The Truth About Teens And Self-esteem

The teenage years are a search for identity and meaning. Although it is a period marked by crises and hormonal chaos, it is healthy and will result in a stronger identity in adulthood.
The truth about teens and self-esteem

Adolescence is a phase of life full of change. It is a stage in our development where we are constantly searching to find our place in the world. We feel the need to try different roles and experiment. That is why teenagers and self-esteem are strongly linked. Otherwise, they may develop in an unfortunate direction.

It is in adolescence that we feel a strong need to reflect deeply on ourselves. At the same time, the teenage brain matures and learns new things. All of this is part of finding our identity. And it is only when we develop a coherent idea of ​​the self that we will be able to build our self-esteem.

Self-esteem is based on the concept of the self

Our concept of ourselves is the overall representation we have of ourselves. It feeds our self-knowledge. For example, the self-concept is seen in ideas such as “I am a very impulsive decision maker”, “I love walking my dog ​​in the park” or “I am very competitive when it comes to sports.”

In our first year of life, our self-concept is more flexible. Therefore, we are more likely at that time to incorporate values, evaluations, and expectations into our role models during this time. But in adolescence, these are more arbitrary and are likely to change. They are also much less cohesive.

Broken mirror represents teenagers and self-esteem

When we are aware of who and what we are, our self-concept also determines our worth. Therefore, the self-concept includes self-worth. It depends on our assessment of our value.

Teenagers and self-esteem include the thoughts, feelings, sensations and experiences they have had throughout their lives. They judge all these things. They then assess whether they see themselves positively or negatively.

When do we form our self-esteem?

We begin to create our self-esteem early in life, just like our self-concept. It is the product of various interactive factors. One factor is genetics (temperament) and the other is environmental (personal, social and cultural). We assimilate and internalize these as we grow up. This evaluation may also vary depending on age.

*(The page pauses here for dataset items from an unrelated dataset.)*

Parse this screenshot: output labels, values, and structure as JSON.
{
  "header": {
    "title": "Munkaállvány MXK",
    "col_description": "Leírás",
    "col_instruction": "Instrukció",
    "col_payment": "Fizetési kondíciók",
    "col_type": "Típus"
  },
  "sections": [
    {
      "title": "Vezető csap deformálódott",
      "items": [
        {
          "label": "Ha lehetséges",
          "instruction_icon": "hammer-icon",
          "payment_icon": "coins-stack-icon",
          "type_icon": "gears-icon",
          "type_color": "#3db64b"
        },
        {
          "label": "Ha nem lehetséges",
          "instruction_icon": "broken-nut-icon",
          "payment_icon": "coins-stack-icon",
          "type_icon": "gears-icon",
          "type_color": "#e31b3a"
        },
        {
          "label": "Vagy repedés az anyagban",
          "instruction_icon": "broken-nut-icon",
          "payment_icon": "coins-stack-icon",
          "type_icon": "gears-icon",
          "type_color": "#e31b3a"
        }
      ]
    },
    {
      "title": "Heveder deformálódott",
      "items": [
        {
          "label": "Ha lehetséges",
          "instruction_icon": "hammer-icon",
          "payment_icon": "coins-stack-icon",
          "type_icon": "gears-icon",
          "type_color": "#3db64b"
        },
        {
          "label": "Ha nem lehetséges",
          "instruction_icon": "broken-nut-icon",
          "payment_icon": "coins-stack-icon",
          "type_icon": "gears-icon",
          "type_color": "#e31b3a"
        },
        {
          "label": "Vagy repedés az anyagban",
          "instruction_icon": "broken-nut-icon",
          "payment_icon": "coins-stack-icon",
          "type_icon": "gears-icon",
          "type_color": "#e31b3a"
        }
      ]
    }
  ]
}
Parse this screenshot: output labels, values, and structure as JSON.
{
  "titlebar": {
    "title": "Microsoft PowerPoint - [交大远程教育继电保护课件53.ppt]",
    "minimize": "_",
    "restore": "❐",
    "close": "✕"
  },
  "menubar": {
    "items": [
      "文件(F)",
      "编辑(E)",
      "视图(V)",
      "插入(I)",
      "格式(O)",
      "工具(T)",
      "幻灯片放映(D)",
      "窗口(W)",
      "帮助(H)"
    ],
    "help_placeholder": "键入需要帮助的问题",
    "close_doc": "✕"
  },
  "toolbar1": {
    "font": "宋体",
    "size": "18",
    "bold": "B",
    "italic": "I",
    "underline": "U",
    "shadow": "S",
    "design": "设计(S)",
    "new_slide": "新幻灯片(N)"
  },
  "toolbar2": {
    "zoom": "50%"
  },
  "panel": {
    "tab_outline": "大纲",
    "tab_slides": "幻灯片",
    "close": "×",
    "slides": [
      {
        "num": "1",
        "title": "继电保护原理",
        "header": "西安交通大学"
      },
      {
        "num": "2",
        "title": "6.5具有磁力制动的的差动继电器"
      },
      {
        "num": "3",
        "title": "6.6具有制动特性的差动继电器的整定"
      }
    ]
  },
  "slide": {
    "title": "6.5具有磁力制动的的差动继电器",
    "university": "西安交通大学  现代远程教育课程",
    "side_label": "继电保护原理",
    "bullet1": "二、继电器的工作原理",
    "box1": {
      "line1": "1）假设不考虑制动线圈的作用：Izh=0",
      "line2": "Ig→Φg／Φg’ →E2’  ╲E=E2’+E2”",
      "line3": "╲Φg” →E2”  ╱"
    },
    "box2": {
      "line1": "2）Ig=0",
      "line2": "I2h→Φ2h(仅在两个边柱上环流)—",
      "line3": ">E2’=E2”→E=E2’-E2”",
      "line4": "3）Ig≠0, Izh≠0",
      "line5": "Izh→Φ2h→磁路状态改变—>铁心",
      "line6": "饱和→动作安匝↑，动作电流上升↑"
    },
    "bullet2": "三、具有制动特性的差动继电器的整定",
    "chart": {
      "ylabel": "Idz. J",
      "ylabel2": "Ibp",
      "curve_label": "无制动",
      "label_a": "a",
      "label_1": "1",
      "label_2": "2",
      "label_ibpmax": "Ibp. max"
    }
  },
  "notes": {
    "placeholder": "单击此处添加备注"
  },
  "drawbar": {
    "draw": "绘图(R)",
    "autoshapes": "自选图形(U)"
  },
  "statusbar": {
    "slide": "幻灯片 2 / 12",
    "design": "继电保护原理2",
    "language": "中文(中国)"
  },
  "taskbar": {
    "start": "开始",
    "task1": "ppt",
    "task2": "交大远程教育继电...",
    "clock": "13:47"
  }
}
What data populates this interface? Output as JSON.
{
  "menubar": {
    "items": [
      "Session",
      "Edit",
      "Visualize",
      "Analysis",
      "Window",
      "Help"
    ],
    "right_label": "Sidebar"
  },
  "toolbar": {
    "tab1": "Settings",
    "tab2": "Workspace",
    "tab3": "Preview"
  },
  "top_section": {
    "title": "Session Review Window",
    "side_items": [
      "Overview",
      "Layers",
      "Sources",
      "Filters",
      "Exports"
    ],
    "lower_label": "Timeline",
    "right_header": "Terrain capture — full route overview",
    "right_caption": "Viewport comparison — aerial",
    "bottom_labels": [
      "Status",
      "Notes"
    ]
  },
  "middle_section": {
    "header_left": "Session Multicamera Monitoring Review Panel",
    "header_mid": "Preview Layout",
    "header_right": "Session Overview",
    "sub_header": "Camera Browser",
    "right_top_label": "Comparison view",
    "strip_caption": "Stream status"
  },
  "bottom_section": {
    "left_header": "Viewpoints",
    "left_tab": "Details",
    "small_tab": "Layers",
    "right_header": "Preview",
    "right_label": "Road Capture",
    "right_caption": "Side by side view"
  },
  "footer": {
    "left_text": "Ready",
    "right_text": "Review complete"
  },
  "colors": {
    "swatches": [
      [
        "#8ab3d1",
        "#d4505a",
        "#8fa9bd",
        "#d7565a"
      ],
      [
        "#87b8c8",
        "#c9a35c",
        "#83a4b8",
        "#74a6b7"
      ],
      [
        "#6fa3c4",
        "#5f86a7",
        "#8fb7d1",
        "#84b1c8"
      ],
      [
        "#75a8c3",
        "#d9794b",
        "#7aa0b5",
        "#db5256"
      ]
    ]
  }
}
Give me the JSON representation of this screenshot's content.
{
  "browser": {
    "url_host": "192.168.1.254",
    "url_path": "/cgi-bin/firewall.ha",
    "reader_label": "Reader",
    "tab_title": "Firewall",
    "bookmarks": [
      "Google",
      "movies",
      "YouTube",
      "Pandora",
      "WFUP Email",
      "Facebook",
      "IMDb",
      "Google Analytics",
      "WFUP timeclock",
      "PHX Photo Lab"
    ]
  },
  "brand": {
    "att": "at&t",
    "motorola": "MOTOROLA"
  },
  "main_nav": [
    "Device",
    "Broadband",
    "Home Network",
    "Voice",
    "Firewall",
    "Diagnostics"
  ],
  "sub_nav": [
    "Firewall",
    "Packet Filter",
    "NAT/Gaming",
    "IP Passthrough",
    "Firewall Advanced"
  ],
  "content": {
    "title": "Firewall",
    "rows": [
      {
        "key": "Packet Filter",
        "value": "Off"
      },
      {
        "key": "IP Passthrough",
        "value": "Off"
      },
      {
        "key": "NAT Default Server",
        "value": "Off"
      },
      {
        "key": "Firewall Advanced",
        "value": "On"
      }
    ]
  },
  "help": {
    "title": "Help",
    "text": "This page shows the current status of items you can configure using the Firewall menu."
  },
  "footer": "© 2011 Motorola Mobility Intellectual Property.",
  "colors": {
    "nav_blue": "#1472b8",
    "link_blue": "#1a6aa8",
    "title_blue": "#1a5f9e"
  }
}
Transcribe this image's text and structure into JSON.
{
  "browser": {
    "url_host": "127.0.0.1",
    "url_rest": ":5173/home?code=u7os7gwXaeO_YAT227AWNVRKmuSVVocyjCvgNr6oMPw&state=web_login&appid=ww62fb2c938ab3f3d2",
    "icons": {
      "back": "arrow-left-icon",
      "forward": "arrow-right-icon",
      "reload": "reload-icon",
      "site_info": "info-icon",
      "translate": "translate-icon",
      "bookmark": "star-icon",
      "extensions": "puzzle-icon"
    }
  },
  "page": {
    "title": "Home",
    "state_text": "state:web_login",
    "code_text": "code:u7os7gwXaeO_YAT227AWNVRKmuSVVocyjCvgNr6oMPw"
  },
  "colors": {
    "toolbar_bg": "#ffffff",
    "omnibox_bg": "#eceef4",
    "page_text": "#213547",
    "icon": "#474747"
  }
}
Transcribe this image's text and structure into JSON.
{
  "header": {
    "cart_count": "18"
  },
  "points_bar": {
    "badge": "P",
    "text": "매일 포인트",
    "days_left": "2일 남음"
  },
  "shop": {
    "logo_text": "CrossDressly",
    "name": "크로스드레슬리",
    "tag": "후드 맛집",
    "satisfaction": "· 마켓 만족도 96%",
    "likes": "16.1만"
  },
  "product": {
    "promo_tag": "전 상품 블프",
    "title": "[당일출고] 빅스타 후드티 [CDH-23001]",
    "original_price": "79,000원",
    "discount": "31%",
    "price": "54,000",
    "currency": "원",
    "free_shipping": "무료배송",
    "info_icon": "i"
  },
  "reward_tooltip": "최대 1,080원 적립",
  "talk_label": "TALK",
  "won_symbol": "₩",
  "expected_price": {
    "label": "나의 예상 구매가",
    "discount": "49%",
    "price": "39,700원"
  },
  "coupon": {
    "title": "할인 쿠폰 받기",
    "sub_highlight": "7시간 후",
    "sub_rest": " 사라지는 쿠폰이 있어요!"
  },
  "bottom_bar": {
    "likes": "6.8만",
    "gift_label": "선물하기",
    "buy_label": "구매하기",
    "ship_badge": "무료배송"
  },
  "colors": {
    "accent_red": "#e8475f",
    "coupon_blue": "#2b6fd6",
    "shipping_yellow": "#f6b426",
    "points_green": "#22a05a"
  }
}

How does a teenager assess himself?

When you ask a teenager to describe themselves, they will usually talk about external, physical characteristics (attractiveness, traits, figure) and the activities they perform (intellectual abilities and how they relate to others).

Likewise, their perspective will by itself revolve around their concepts of worth and competence. It is closely linked to school success, social competence and emotional balance.

Teenagers and self-esteem vary to some extent depending on gender:

  • Teenage girls tend to have lower and more vulnerable self-esteem. They tend to worry more about physical appearance, social success, and academic achievement.
  • Teenage boys’ self-esteem is governed more by their ability to meet male stereotypes; be confident, strong and fearless.
boy looks at himself in the mirror

Teenagers and self-esteem

Many aspects of a teenager’s life will have an impact on their self-esteem:  school, family, relationships, etc. These factors will in turn affect their personality and happiness later in life.

Teenagers with high self-esteem…

  • Feeling loved and accepted by those around them. In addition, they are motivated to learn and try new things and experience new places.
  • Tend to be optimistic about their future and may see problems from different points of view.
  • Creates goals in the short and long term. They are able to take responsibility for their own behaviors and decisions.
  • Know their strengths and weaknesses. Likewise, they know how to accept criticism, they may experience themselves as self-critical, and face their problems.
  • Has emotional stability and ability to show empathy.
  • Are sensitive to the needs of others. They communicate easily and have a healthy social circle.

Teenagers with low self-esteem…

But behaviors that indicate the onset of low self-esteem in teens are based on a lack of confidence in themselves and their abilities. Young people with low self-esteem…

  • Seeing themselves as subordinate to others does not feel respected and underestimated. They may refuse to do group work that involves collaboration.
  • Feels insecure and has a crippling fear of failure.
  • Often lacks discipline, commitment and the ability to take responsibility.
  • Trying to stand out and because of their constant need for attention can tend to lie and be deceptive.
  • Blame others, and may have an aggressive, violent, regressive, defiant or anti-social attitude.
sad girl by lake

What does self-esteem need?

According to Erikson, adolescence is a search for identity and meaning. Although it is a period marked by crises and hormonal chaos, it is healthy and will result in a stronger identity in adulthood. Finding our identity is important when it comes to thinking about the future.

Therefore, self-esteem helps us to accept ourselves and value our unique qualities. We should know our weaknesses, but we should also be aware of our strengths and let them shine through.

It’s not about being selfish. It’s about being realistic and feeding our self-esteem. Self-esteem is a sign of respect for yourself and others. A person who respects himself is a person who respects others. And someone who values ​​himself, values ​​others.